On Wednesday, June 4, 2003, at 04:01 PM, Dan Kogai wrote:
I think we should but the biggest problem on slow startup was primarily libperl.dylib (too may symbols for fix_prebinding daemon to tweak). I am now working on benchmarking the difference but even without -prebind flag the launch speed increase was significant.

And here is the benchmark.


with the new default as of 19681
% otool -hv ./perl
./perl:
Mach header
magic cputype cpusubtype filetype ncmds sizeofcmds flags
MH_MAGIC PPC ALL EXECUTE 9 1604 NOUNDEFS DYLDLINK
% redo_prebinding ./perl
redo_prebinding: file is not prebound: ./perl
% time /usr/bin/perl -le 'for (1..$ARGV[0]){system $ARGV[1], qw(-e 1)}' 1000 ./perl
2.860u 6.680s 0:12.75 74.8% 0+0k 0+4io 0pf+0w

with -Dldflags='-prebind' -Dlddflags='-bundle -undefined dynamic_lookup'
% otool -hv ./perl./perl:Mach header
magic cputype cpusubtype filetype ncmds sizeofcmds flags
MH_MAGIC PPC ALL EXECUTE 12 1884 NOUNDEFS DYLDLINK PREBOUND TWOLEVEL
% redo_prebinding ./perl
% time /usr/bin/perl -le 'for (1..$ARGV[0]){system $ARGV[1], qw(-e 1)}' 1000 ./perl
2.290u 6.490s 0:11.59 75.7% 0+0k 0+3io 0pf+0w

As you see -prebind does help though not as significant as -Uuseshrplib.


man 8 fix_prebinding
hese hints are used by the dynamic loader to launch processes prebound,
eliminating the need to look up dynamically linked symbols. If these
hints are out-of-date, the dynamic linker instead must lookup referenced
symbols. As a result, the application may launch from 10-30% slower.

So this still holds true at least for user time. Though the time saving might not be significant for ordinary users, Busy web sites with lots of CGIs should definitely benefit.
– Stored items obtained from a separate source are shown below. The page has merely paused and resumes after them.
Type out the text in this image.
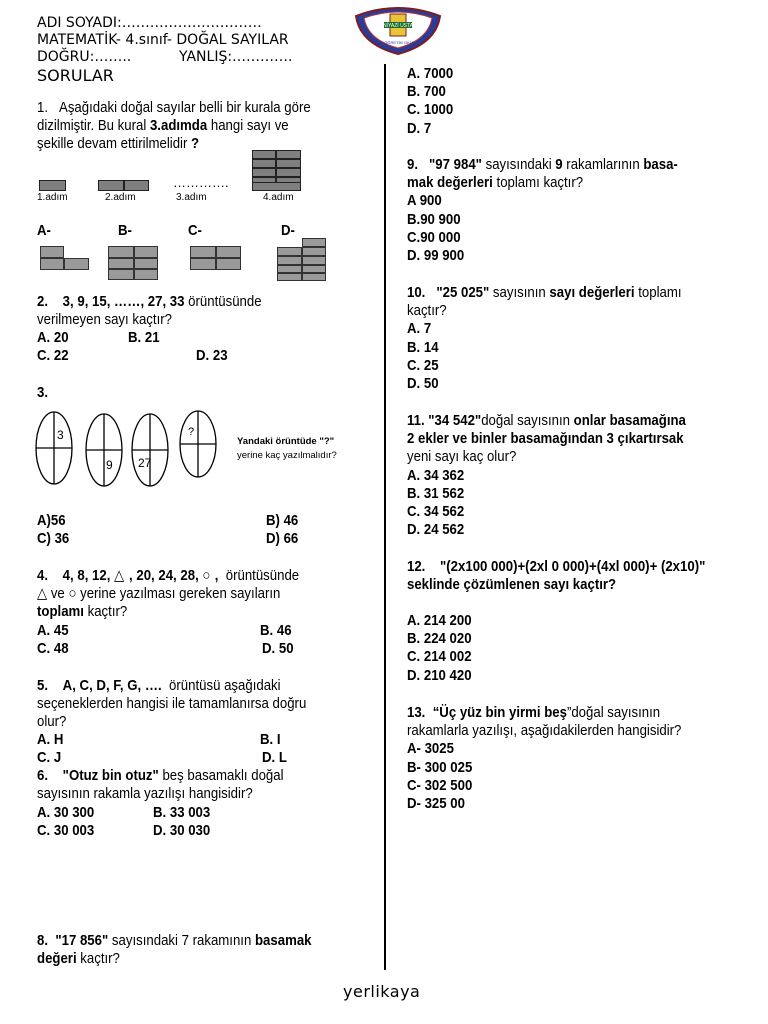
ADI SOYADI:…………………………
MATEMATİK- 4.sınıf- DOĞAL SAYILAR
DOĞRU:……..	YANLIŞ:………….
SORULAR
NİYAZİ USTA
İLKÖĞRETİM OKULU
1. Aşağıdaki doğal sayılar belli bir kurala göre
dizilmiştir. Bu kural 3.adımda hangi sayı ve
şekille devam ettirilmelidir ?
………….
1.adım	2.adım	3.adım	4.adım
A-	B-	C-	D-
2. 3, 9, 15, ……, 27, 33 örüntüsünde
verilmeyen sayı kaçtır?
A. 20	B. 21
C. 22	D. 23
3.
3
9 27
?
Yandaki örüntüde "?"
yerine kaç yazılmalıdır?
A)56	B) 46
C) 36	D) 66
4. 4, 8, 12, △ , 20, 24, 28, ○ ,  örüntüsünde
△ ve ○ yerine yazılması gereken sayıların
toplamı kaçtır?
A. 45	B. 46
C. 48	D. 50
5. A, C, D, F, G, ….  örüntüsü aşağıdaki
seçeneklerden hangisi ile tamamlanırsa doğru
olur?
A. H	B. I
C. J	D. L
6. "Otuz bin otuz" beş basamaklı doğal
sayısının rakamla yazılışı hangisidir?
A. 30 300	B. 33 003
C. 30 003	D. 30 030
8. "17 856" sayısındaki 7 rakamının basamak
değeri kaçtır?
A. 7000
B. 700
C. 1000
D. 7
9. "97 984" sayısındaki 9 rakamlarının basa-
mak değerleri toplamı kaçtır?
A 900
B.90 900
C.90 000
D. 99 900
10. "25 025" sayısının sayı değerleri toplamı
kaçtır?
A. 7
B. 14
C. 25
D. 50
11. "34 542"doğal sayısının onlar basamağına
2 ekler ve binler basamağından 3 çıkartırsak
yeni sayı kaç olur?
A. 34 362
B. 31 562
C. 34 562
D. 24 562
12. "(2x100 000)+(2xl 0 000)+(4xl 000)+ (2x10)"
seklinde çözümlenen sayı kaçtır?
A. 214 200
B. 224 020
C. 214 002
D. 210 420
13. “Üç yüz bin yirmi beş”doğal sayısının
rakamlarla yazılışı, aşağıdakilerden hangisidir?
A- 3025
B- 300 025
C- 302 500
D- 325 00
yerlikaya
Dan the Benchmarker of Yours

P.S. Here is the comparison against our "competitors" and the script I used to benchmark. see we compare by cusr and csys, not usr and sys. Anything other than perl are pre-installed version.

#
use strict;
use Benchmark qw/:all/;
my $null = '/dev/null';
my $count = shift;
my %benches = map {  $_ => eval qq/sub{ system '$_'=>'$null' }/ } @ARGV;
my $results = timethese($count => \%benches, 'all');
# Since we are benchmarkning system, we swap (usr,sys) and (cusr,csys)
# to get a correct values for cmpthese or the value gets bogus
#  0      1      2        3               4                 5
# ($real, $user, $system, $children_user, $children_system, $iters)
for my $k (keys %$results){
    my $v = $results->{$k};
    @$v[1,2,3,4] = @$v[3,4,1,2]
 }
cmpthese($results, 'all');
__END__

Rate python ruby tclsh ./perl sh perl5.6.0
python 16.7/s -- -29% -77% -82% -85% -87%
ruby 23.6/s 41% -- -67% -74% -79% -81%
tclsh 71.4/s 327% 202% -- -23% -38% -43%
./perl 92.6/s 454% 292% 30% -- -19% -26%
sh 115/s 587% 386% 61% 24% -- -8%
perl5.6.0 125/s 647% 429% 75% 35% 9% --


We are doing great! Note ./perl is compiled with full of options like -DDEBUGGING and -Dusethreads.

P^2.S. jhi, is there an option to make (time|cmp)these to compare by cusr and csys so I don't have to tweak like the script above?